Initiative aims to incorporate youth into future of rural US
A new initiative aims to empower young people to use stories and digital technologies to learn about the future of rural America, document local history and foster important discussions about their community’s future, leading to opportunities for local youth to become storytellers on behalf of their community.
The Rural Community Assistance Partnership’s Rural Homecoming program has partnered with the Smithsonian Institution’s Museum on Main Street program for the “Coming Home: Stories from Main Street” initiative.
Rural communities can participate in Coming Home in two ways. Communities can celebrate RCAP’s Rural Homecoming to reconnect with their hometown by downloading a free toolkit providing communications and social media toolkits and event ideas to help tell stories driven by their local communities.
Communities also can participate in Coming Home by applying to be a Coming Home community through the Museum on Main Street program. Through the competitive process, communities which are selected will work with young people in their community to create video projects focused on telling the community’s stories, past, present and future.

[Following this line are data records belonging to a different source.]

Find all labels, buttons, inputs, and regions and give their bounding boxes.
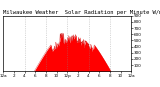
Text: Milwaukee Weather  Solar Radiation per Minute W/m2 (Last 24 Hours): Milwaukee Weather Solar Radiation per Mi… <box>3 10 160 15</box>
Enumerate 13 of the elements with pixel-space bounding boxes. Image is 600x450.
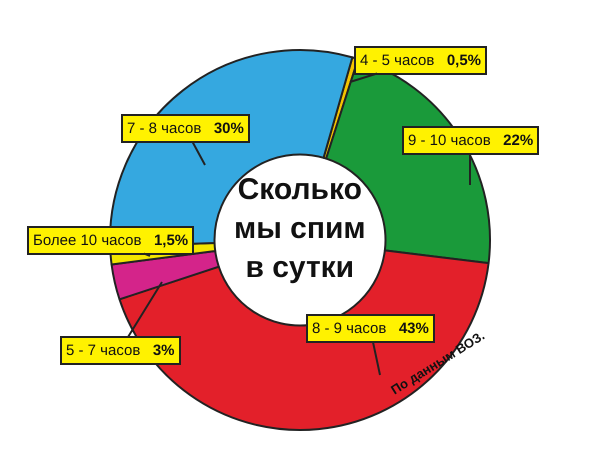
data-label: 43%: [398, 320, 429, 337]
data-label: 22%: [503, 132, 534, 149]
slice-label: 9 - 10 часов: [408, 132, 491, 149]
slice-label: 7 - 8 часов: [127, 120, 202, 137]
data-label: 0,5%: [446, 52, 482, 69]
data-label: 3%: [152, 342, 175, 359]
slice-label: 5 - 7 часов: [66, 342, 140, 359]
text: Сколько мы спим в сутки: [234, 173, 366, 284]
slice-label: Более 10 часов: [33, 232, 142, 249]
data-label: 1,5%: [154, 232, 188, 249]
slice-label: 8 - 9 часов: [312, 320, 386, 337]
data-label: 30%: [214, 120, 244, 137]
slice-label: 4 - 5 часов: [360, 52, 434, 69]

“This partnership between RCAP and the Smithsonian is a special partnership, one grounded in the belief that young people in rural communities are change-makers who are poised to lead their communities,” RCAP CEO Nathan Ohle said. “Coming Home: Stories from Main Street will give students the tools necessary to become storytellers, to highlight the innovation that makes their community special and enable them to become leaders now and in the future.”
For more than 45 years, RCAP has worked with tens of thousands of rural and tribal communities building capacity at the local level and bringing awareness to the innovation and collaboration happening across rural America. The Rural Homecoming program is a free resource for communities that uses activities to reconnect people with their rural hometowns and tell their stories.
To apply to be a Coming Home community or to download the toolkit, please visit museumonmainstreet.org/cominghome. Questions can be directed to Museum on Main Street at moms@si.edu.
RCAP is a national nonprofit network providing opportunity, assistance and practical guidance to small communities in all 50 states, U.S. territories and tribal lands to ensure access to safe drinking water, sanitary wastewater disposal and economic prosperity. To learn more, visit www.rcap.org.
Museum on Main Street is a signature Smithsonian initiative for rural America, which works with state partners to provide traveling exhibitions, rich humanities programs and capacity development. Since 1994, MoMS has served more than 1,800 rural towns across every state.